The following API can be used to Generate Layer Outputs
-
LayerOutputUtil.
generate_layer_outputs
(input_batch)[source]¶ This method captures output of every layer of a model & saves the inputs and corresponding layer-outputs to disk.
- Parameters
input_batch (
Union
[ndarray
,List
[ndarray
],Tuple
[ndarray
]]) – Batch of inputs for which we want to obtain layer-outputs.- Returns
None
Code Example¶
Imports
import numpy as np
import tensorflow as tf
from aimet_tensorflow.examples.test_models import keras_model
from aimet_tensorflow.quantsim import QuantizationSimModel
from aimet_tensorflow.layer_output_utils import LayerOutputUtil
Obtain Original or QuantSim model session
# Load original model into session
def cpu_session():
tf.compat.v1.reset_default_graph()
with tf.device('/cpu:0'):
model = keras_model()
init = tf.compat.v1.global_variables_initializer()

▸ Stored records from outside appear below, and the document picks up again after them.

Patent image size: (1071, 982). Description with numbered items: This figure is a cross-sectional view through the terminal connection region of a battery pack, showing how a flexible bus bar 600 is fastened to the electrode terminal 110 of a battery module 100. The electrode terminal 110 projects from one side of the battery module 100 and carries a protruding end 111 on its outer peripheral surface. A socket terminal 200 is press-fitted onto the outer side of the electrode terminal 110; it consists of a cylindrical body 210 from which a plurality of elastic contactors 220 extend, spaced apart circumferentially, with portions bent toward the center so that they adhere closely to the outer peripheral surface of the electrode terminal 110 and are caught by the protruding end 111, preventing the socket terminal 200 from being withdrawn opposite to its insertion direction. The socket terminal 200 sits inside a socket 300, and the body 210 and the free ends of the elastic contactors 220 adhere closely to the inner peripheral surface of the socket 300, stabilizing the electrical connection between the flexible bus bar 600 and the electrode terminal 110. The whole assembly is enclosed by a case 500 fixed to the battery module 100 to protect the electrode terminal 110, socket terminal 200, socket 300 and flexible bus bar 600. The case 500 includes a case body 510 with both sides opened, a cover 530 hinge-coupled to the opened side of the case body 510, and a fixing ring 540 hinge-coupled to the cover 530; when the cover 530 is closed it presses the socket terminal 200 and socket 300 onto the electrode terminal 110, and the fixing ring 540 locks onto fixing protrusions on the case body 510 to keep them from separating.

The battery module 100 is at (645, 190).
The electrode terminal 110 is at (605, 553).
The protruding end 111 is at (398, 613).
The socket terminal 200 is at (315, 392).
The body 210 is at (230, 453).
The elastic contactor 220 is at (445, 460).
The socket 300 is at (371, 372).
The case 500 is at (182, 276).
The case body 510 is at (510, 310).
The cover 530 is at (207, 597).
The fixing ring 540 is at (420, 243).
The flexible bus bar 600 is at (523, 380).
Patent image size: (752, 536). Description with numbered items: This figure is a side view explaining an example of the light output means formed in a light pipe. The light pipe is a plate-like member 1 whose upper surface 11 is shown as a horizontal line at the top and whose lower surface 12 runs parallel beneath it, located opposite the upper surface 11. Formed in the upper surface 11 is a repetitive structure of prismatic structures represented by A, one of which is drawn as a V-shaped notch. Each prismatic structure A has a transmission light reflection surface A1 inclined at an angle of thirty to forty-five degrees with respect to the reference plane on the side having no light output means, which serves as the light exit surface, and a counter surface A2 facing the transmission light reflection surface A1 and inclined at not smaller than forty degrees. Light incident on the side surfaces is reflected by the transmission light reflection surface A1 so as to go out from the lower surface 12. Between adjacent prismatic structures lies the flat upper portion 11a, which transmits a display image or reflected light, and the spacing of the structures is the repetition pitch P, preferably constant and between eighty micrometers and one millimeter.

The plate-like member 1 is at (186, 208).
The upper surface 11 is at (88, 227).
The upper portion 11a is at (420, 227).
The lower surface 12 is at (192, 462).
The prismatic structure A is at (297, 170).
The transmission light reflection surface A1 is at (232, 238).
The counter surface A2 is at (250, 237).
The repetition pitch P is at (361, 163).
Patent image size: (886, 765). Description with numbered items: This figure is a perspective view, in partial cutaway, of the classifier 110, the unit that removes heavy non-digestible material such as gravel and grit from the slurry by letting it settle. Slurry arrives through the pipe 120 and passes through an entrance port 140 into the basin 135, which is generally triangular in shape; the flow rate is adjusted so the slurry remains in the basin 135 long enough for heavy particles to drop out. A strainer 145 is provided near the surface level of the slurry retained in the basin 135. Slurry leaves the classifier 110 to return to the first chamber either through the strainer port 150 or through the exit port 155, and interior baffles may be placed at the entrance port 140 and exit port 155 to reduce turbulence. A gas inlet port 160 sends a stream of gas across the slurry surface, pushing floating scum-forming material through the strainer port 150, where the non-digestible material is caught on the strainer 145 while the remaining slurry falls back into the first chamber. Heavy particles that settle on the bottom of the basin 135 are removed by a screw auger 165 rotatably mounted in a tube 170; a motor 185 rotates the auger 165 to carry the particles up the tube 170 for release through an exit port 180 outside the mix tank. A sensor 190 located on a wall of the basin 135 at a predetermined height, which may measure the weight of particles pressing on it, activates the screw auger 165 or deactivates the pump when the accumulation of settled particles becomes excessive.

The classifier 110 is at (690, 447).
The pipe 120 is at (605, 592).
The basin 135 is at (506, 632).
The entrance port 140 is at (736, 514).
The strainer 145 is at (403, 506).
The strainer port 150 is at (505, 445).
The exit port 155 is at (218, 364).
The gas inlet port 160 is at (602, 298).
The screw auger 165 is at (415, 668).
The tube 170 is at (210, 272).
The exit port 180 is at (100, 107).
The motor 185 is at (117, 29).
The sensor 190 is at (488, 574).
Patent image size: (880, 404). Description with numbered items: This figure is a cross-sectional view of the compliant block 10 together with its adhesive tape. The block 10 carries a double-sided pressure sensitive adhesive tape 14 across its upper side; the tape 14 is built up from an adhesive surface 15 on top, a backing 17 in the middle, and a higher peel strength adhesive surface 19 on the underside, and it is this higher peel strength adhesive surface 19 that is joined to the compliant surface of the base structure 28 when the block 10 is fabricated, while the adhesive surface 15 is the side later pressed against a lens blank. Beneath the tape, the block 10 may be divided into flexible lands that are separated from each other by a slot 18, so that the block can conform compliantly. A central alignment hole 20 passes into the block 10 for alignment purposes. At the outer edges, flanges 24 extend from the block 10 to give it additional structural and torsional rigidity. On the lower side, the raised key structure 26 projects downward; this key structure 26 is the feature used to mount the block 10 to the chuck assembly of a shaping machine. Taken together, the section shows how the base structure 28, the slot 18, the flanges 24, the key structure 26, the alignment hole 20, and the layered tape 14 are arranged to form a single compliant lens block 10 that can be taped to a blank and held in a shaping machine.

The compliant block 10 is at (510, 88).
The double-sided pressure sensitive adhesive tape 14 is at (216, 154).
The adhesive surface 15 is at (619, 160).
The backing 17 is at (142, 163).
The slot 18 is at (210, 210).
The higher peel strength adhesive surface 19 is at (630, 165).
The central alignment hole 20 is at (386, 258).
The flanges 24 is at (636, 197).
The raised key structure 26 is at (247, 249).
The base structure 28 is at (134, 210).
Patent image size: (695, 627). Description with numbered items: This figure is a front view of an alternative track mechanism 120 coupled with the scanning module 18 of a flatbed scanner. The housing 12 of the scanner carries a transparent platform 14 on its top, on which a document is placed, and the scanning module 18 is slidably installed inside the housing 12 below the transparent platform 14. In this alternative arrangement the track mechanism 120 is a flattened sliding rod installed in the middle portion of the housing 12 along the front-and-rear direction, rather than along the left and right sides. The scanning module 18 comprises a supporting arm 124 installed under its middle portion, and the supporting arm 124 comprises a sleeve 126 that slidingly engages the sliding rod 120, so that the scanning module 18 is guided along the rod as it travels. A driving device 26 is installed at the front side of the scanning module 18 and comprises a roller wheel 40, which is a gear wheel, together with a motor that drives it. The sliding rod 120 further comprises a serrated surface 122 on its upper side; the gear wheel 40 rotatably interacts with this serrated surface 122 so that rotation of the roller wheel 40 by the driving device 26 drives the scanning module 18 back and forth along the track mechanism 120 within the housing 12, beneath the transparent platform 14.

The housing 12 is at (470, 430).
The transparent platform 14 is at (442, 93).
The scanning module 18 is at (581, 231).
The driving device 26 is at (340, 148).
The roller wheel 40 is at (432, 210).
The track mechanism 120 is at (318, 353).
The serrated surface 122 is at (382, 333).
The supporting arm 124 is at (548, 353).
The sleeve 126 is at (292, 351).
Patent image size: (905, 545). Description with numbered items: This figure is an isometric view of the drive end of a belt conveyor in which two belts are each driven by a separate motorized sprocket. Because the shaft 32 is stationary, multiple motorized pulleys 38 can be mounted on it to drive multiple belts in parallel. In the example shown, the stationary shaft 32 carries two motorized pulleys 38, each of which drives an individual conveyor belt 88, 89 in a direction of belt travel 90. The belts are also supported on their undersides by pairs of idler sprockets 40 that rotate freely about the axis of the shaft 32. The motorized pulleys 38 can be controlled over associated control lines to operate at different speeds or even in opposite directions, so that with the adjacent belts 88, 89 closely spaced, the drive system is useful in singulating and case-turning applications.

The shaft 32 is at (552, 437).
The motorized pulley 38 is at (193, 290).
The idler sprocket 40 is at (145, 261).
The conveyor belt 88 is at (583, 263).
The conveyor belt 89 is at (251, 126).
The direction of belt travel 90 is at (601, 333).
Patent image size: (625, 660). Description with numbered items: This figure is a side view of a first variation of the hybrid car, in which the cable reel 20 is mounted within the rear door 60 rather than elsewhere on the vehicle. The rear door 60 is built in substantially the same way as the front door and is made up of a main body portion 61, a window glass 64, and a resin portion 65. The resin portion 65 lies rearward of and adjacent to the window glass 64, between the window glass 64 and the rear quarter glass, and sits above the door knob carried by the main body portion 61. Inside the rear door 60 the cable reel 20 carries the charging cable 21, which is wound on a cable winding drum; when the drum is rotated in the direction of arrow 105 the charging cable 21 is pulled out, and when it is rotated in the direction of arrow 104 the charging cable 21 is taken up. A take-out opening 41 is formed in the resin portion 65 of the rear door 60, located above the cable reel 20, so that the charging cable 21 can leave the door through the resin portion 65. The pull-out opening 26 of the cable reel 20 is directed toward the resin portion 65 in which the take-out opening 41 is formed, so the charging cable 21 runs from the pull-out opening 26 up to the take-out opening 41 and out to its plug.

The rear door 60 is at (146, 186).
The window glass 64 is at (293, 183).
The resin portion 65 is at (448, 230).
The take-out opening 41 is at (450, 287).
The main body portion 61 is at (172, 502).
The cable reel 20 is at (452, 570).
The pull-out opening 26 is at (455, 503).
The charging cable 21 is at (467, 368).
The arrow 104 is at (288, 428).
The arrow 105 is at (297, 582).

session = tf.compat.v1.Session()
session.run(init)
return session
session = cpu_session()
# Obtain quantsim model session
def quantsim_forward_pass_callback(session, dummy_input):
model_input = session.graph.get_tensor_by_name('conv2d_input:0')
model_output = session.graph.get_tensor_by_name('keras_model/Softmax_quantized:0')
return session.run(model_output, feed_dict={model_input: dummy_input})
dummy_input = np.random.randn(1, 16, 16, 3)
quantsim = QuantizationSimModel(session, ['conv2d_input'], ['keras_model/Softmax'], use_cuda=False)
quantsim.compute_encodings(quantsim_forward_pass_callback, dummy_input)
Obtain pre-processed inputs
# Get the inputs that are pre-processed using the same manner while computing quantsim encodings
input_batches = get_pre_processed_inputs()
Generate Layer Outputs
# Generate layer-outputs
layer_output_util = LayerOutputUtil(session=quantsim.session, starting_op_names=['conv2d_input'],
output_op_names=['keras_model/Softmax'], dir_path='./layer_output_dump')
for input_batch in input_batches:
layer_output_util.generate_layer_outputs(input_batch)